There are two major classes of intra-domain routing protocols for packet switched networks. They are (a) Distance Vector Protocol (b) Link state Protocol. Distance vector routing protocols have less overhead and are easy to compute.
As the message overhead is less, the bandwidth required to send the packets using distance vector routing protocol is also less. Distance vector routing protocol does not have information about the entire path to the destination. Instead, they have information about
- Interface from which packet should be forwarded
- Distance of the router from a destination.
Algorithms like Bellman–Ford algorithm, Ford–Fulkerson algorithm or DUAL FSM are used in distance-vector routing protocols. The router informs the changes in the topology to its neighbours periodically through broadcasts.
The broadcasts are sent from all the interfaces available on the router using the IP address 255.255.255.255. The broadcast contains entire routing table and sent for every 30 seconds. If the network is large, more broadcasts are required to transfer the routing table to the adjacent routers.
Routing protocols like Routing Information Protocol (RIP), Interior Gateway Routing Protocol (IGRP), and Babel are the examples of protocols that uses distance vector routing protocol. Distance Vector Routing Protocol uses hop count as metric to select the best path. It does not consider other metrics like cost, bandwidth, delay etc.
Hop count is the count of a number of routers that a packet has to pass before it reaches its destination. Routing Information Protocol (RIP) supports a maximum hop count of 15. If the hop count is 16, it considers the destination as not reachable or unreachable. The maximum hop count in case of Interior Gateway Routing Protocol (IGRP) is 254. The destination with a hop count greater than or equal to 255 is considered as unreachable.
The major problem with distance vector routing protocols is Count to Infinity. The routers maintain the routing table based on the information received from the neighbours. But the router actually does not know whether the neighbouring router has a path to the destination path from it or not.
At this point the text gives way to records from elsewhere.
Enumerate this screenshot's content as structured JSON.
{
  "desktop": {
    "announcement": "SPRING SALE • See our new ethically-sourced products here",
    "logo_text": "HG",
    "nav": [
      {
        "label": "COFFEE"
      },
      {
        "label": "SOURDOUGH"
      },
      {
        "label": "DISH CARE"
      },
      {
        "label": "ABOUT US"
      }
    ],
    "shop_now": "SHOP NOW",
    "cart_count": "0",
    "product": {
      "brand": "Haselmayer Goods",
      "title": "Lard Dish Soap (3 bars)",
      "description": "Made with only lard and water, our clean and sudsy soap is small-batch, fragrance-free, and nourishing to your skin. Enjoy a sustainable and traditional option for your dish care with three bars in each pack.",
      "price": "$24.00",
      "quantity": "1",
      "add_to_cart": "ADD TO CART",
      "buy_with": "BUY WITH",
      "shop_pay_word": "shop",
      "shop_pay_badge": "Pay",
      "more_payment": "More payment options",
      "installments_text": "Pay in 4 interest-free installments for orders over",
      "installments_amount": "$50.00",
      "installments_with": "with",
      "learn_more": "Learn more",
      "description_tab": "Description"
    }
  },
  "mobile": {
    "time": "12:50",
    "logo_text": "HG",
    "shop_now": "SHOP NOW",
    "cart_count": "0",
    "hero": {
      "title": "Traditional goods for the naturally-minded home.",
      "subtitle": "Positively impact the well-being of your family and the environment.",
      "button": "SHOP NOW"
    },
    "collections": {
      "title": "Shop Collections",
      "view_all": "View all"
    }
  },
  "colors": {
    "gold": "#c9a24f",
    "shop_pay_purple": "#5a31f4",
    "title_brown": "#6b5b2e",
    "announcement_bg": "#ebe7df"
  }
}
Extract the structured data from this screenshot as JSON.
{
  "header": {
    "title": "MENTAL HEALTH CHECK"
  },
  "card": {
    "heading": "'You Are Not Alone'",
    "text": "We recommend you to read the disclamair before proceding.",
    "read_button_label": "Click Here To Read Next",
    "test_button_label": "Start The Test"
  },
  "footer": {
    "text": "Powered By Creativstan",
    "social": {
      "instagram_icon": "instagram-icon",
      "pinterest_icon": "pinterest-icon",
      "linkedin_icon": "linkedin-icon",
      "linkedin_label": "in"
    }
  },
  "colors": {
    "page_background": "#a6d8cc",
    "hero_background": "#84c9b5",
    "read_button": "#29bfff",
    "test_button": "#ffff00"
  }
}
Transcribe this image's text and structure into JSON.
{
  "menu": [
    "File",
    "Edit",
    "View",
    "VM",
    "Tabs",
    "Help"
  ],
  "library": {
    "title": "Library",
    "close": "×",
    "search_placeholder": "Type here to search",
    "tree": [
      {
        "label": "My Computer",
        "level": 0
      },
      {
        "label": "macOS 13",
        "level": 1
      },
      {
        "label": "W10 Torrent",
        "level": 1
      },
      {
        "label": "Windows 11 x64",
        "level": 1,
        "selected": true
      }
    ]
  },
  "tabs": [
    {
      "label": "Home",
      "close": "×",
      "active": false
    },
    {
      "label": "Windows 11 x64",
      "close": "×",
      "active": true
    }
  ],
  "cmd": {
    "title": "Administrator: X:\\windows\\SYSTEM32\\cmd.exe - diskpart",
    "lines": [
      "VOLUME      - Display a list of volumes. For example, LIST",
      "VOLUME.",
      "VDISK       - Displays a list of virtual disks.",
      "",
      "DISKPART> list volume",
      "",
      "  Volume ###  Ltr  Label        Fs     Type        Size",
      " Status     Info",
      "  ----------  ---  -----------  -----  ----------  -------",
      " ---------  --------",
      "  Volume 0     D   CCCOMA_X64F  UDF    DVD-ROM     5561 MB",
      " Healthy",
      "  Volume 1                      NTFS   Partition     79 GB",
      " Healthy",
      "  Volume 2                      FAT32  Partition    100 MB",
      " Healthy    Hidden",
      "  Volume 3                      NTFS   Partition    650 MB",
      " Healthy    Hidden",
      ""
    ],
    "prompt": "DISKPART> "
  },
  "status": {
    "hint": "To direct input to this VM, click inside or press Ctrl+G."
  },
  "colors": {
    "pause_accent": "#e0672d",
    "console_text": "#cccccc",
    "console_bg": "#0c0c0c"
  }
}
Consider a network with three routers A, B and C. Router A is one hop from Router B and two hops from C.
Assume that Router A is down for some reason. Hence, B will not get any update from A. Hence router B knows router A is down. But Router C does not have information about it. Hence, Router C updates the Router B that Router A is 2 hops from it.
Now router B updates the table stating Router A is 3 hops (2 from C and 1 to C) from it. Later it forwards the update to C where the Router C changes its table stating router A is 3+1 from B. This false information is spread over the network till the hop count reaches infinity.